At present, all our patients undergoing surgery, with or without CPB, are treated with tranexamic acid, as a result of a pharmacologic protocol derived by previously published studies. 27–29,37But the results of our study do not seem to confirm the positive results by Nuttall: ANH has no additional effects with tranexamic acid in reducing postoperative bleeding and allogeneic transfusions compared with patients treated solely with tranexamic acid. Similar results were recently described in a study considering patients undergoing total knee replacement who were treated with tranexamic acid or ANH; in these cases, tranexamic acid, but not ANH, showed blood-sparing effects. 38
The same conclusions were proposed by Vedrinne et al. 21, who described in patients undergoing cardiac surgery, no hemostatic effects of ANH compared with treatment with high-dose aprotinin, which induced, on the contrary, significant reduction of blood loss and transfusion requirement.

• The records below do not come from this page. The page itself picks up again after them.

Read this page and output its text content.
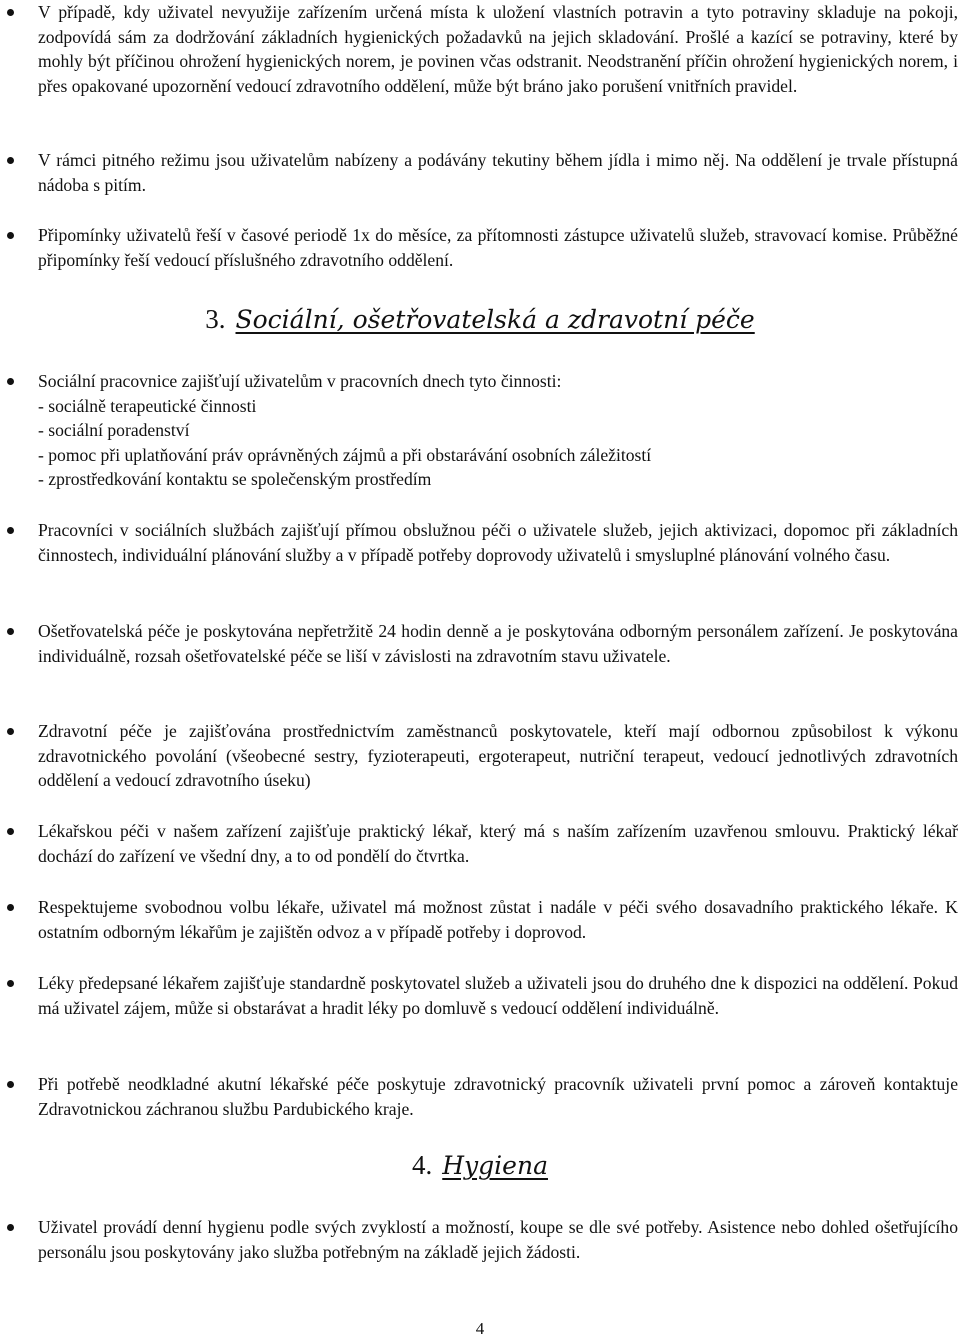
V případě, kdy uživatel nevyužije zařízením určená místa k uložení vlastních potravin a tyto potraviny skladuje na pokoji, zodpovídá sám za dodržování základních hygienických požadavků na jejich skladování. Prošlé a kazící se potraviny, které by mohly být příčinou ohrožení hygienických norem, je povinen včas odstranit. Neodstranění příčin ohrožení hygienických norem, i přes opakované upozornění vedoucí zdravotního oddělení, může být bráno jako porušení vnitřních pravidel.
V rámci pitného režimu jsou uživatelům nabízeny a podávány tekutiny během jídla i mimo něj. Na oddělení je trvale přístupná nádoba s pitím.
Připomínky uživatelů řeší v časové periodě 1x do měsíce, za přítomnosti zástupce uživatelů služeb, stravovací komise. Průběžné připomínky řeší vedoucí příslušného zdravotního oddělení.
3. Sociální, ošetřovatelská a zdravotní péče
Sociální pracovnice zajišťují uživatelům v pracovních dnech tyto činnosti:
- sociálně terapeutické činnosti
- sociální poradenství
- pomoc při uplatňování práv oprávněných zájmů a při obstarávání osobních záležitostí
- zprostředkování kontaktu se společenským prostředím
Pracovníci v sociálních službách zajišťují přímou obslužnou péči o uživatele služeb, jejich aktivizaci, dopomoc při základních činnostech, individuální plánování služby a v případě potřeby doprovody uživatelů i smysluplné plánování volného času.
Ošetřovatelská péče je poskytována nepřetržitě 24 hodin denně a je poskytována odborným personálem zařízení. Je poskytována individuálně, rozsah ošetřovatelské péče se liší v závislosti na zdravotním stavu uživatele.
Zdravotní péče je zajišťována prostřednictvím zaměstnanců poskytovatele, kteří mají odbornou způsobilost k výkonu zdravotnického povolání (všeobecné sestry, fyzioterapeuti, ergoterapeut, nutriční terapeut, vedoucí jednotlivých zdravotních oddělení a vedoucí zdravotního úseku)
Lékařskou péči v našem zařízení zajišťuje praktický lékař, který má s naším zařízením uzavřenou smlouvu. Praktický lékař dochází do zařízení ve všední dny, a to od pondělí do čtvrtka.
Respektujeme svobodnou volbu lékaře, uživatel má možnost zůstat i nadále v péči svého dosavadního praktického lékaře. K ostatním odborným lékařům je zajištěn odvoz a v případě potřeby i doprovod.
Léky předepsané lékařem zajišťuje standardně poskytovatel služeb a uživateli jsou do druhého dne k dispozici na oddělení. Pokud má uživatel zájem, může si obstarávat a hradit léky po domluvě s vedoucí oddělení individuálně.
Při potřebě neodkladné akutní lékařské péče poskytuje zdravotnický pracovník uživateli první pomoc a zároveň kontaktuje Zdravotnickou záchranou službu Pardubického kraje.
4. Hygiena
Uživatel provádí denní hygienu podle svých zvyklostí a možností, koupe se dle své potřeby. Asistence nebo dohled ošetřujícího personálu jsou poskytovány jako služba potřebným na základě jejich žádosti.
4
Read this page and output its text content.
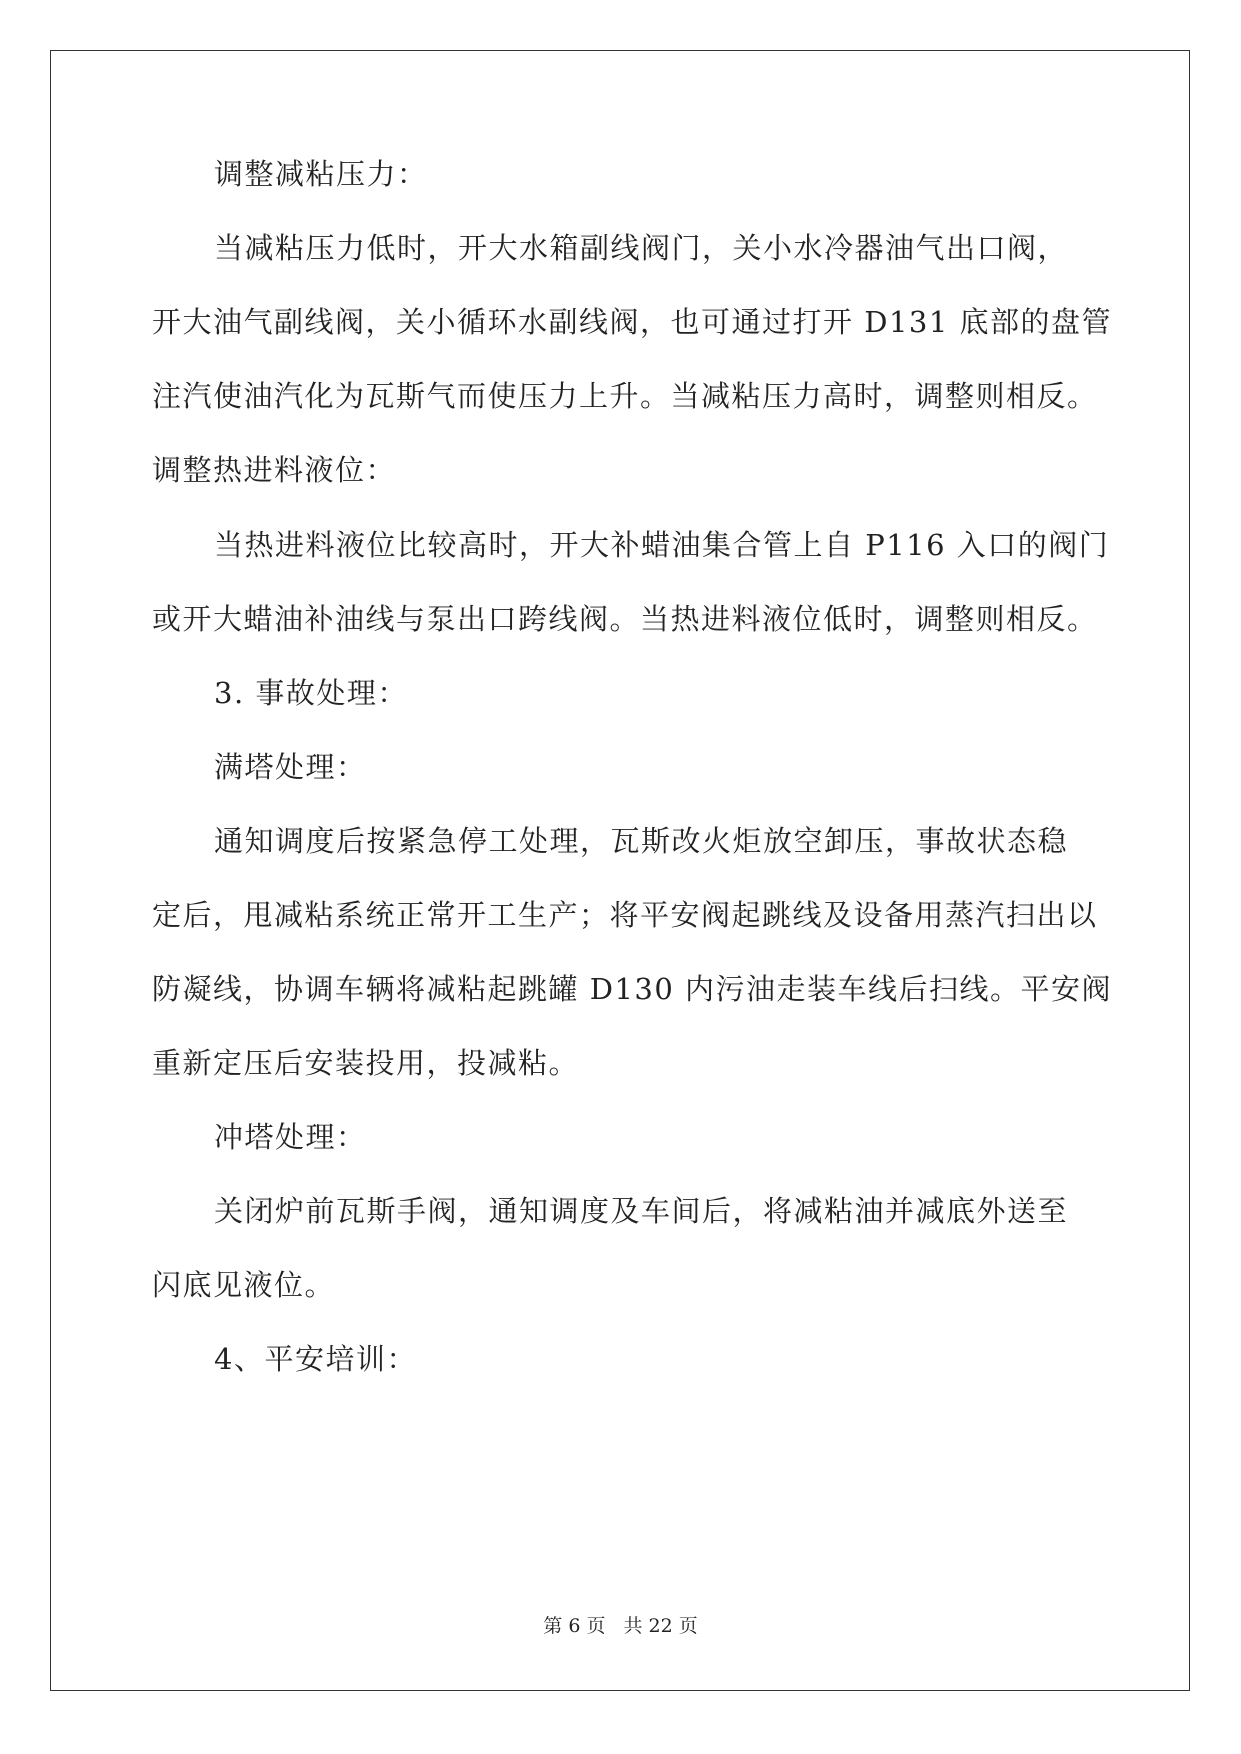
调整减粘压力：
当减粘压力低时，开大水箱副线阀门，关小水冷器油气出口阀，
开大油气副线阀，关小循环水副线阀，也可通过打开 D131 底部的盘管
注汽使油汽化为瓦斯气而使压力上升。当减粘压力高时，调整则相反。
调整热进料液位：
当热进料液位比较高时，开大补蜡油集合管上自 P116 入口的阀门
或开大蜡油补油线与泵出口跨线阀。当热进料液位低时，调整则相反。
3. 事故处理：
满塔处理：
通知调度后按紧急停工处理，瓦斯改火炬放空卸压，事故状态稳
定后，甩减粘系统正常开工生产；将平安阀起跳线及设备用蒸汽扫出以
防凝线，协调车辆将减粘起跳罐 D130 内污油走装车线后扫线。平安阀
重新定压后安装投用，投减粘。
冲塔处理：
关闭炉前瓦斯手阀，通知调度及车间后，将减粘油并减底外送至
闪底见液位。
4、平安培训：
第 6 页 共 22 页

One of the major criticisms proposed by some authors regarding the use of ANH implies the possibility of inducing perioperative complications, particularly myocardial ischemia, peripheral edema requiring diuretic therapy, increased lung water content and worsening of pulmonary function in the postoperative period, increased wound drainage and operative blood loss, lower oxygen extraction, and, possibly, elevated lactate levels. 39–41
In our study, the patients undergoing low-volume ANH did not show increased perioperative complications, but this may simply be the result of the low level of hemodilution obtained and the relatively few patients enrolled.
In conclusion, in our study, low-volume ANH did not show blood-sparing properties in adults undergoing open-heart surgery. Further blinded studies considering larger series of patients and higher volume phlebotomy are needed to better comprehend the effects of ANH in cardiac surgery.